Point-E non genera modelli, ma piuttosto viste di punti, che possono essere convertite in una mesh utilizzando i formati di file STL o PLY per creare il modello 3D in piattaforme come Unity, Maya e Blender.

Secondo i ricercatori di OpenAI, Point-E ha il potenziale per “democratizzare la creazione di contenuti 3D per una vasta gamma di applicazioni” tra cui realtà virtuale, giochi e design industriale.

Il team di ricerca di OpenAI ha rilasciato il codice di valutazione e i modelli tramite GitHub. Un esempio di Point-E può essere dimostrato tramite Hugging Face.

Point-E, quali sono i limiti

Il team dietro il metodo di generazione, tuttavia, ha riconosciuto i suoi limiti, ma ha sottolineato il ritmo di Point-E, dicendo: “Mentre il nostro metodo è ancora inferiore allo stato dell’arte in termini di qualità del campione, è uno o due ordini di grandezza più veloce da campionare, offrendo un compromesso pratico per alcuni casi d’uso”.

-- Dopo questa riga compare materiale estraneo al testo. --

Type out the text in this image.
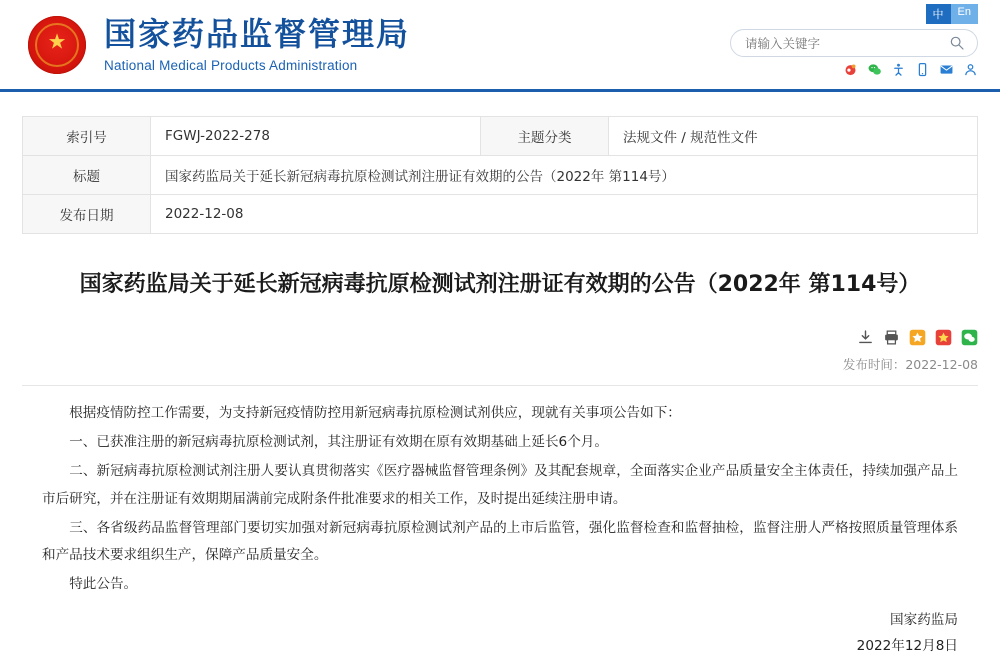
★ 国家药品监督管理局
National Medical Products Administration
中	En
请输入关键字
索引号	FGWJ-2022-278	主题分类	法规文件 / 规范性文件
标题	国家药监局关于延长新冠病毒抗原检测试剂注册证有效期的公告（2022年 第114号）		
发布日期	2022-12-08		
国家药监局关于延长新冠病毒抗原检测试剂注册证有效期的公告（2022年 第114号）
发布时间：2022-12-08

根据疫情防控工作需要，为支持新冠疫情防控用新冠病毒抗原检测试剂供应，现就有关事项公告如下：

一、已获准注册的新冠病毒抗原检测试剂，其注册证有效期在原有效期基础上延长6个月。

二、新冠病毒抗原检测试剂注册人要认真贯彻落实《医疗器械监督管理条例》及其配套规章，全面落实企业产品质量安全主体责任，持续加强产品上市后研究，并在注册证有效期期届满前完成附条件批准要求的相关工作，及时提出延续注册申请。

三、各省级药品监督管理部门要切实加强对新冠病毒抗原检测试剂产品的上市后监管，强化监督检查和监督抽检，监督注册人严格按照质量管理体系和产品技术要求组织生产，保障产品质量安全。

特此公告。

国家药监局
2022年12月8日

Point-E non è l’unico strumento basato sull’intelligenza artificiale in grado di generare rappresentazioni di modelli 3D. A ottobre, Google ha presentato DreamFusion, uno strumento di intelligenza artificiale generativa in grado di generare rappresentazioni 3D di oggetti senza dati 3D. DreamFusion utilizza invece immagini 2D di un oggetto generato dal modello di diffusione testo-immagine Imagen per comprendere le diverse prospettive del modello che sta tentando di generare.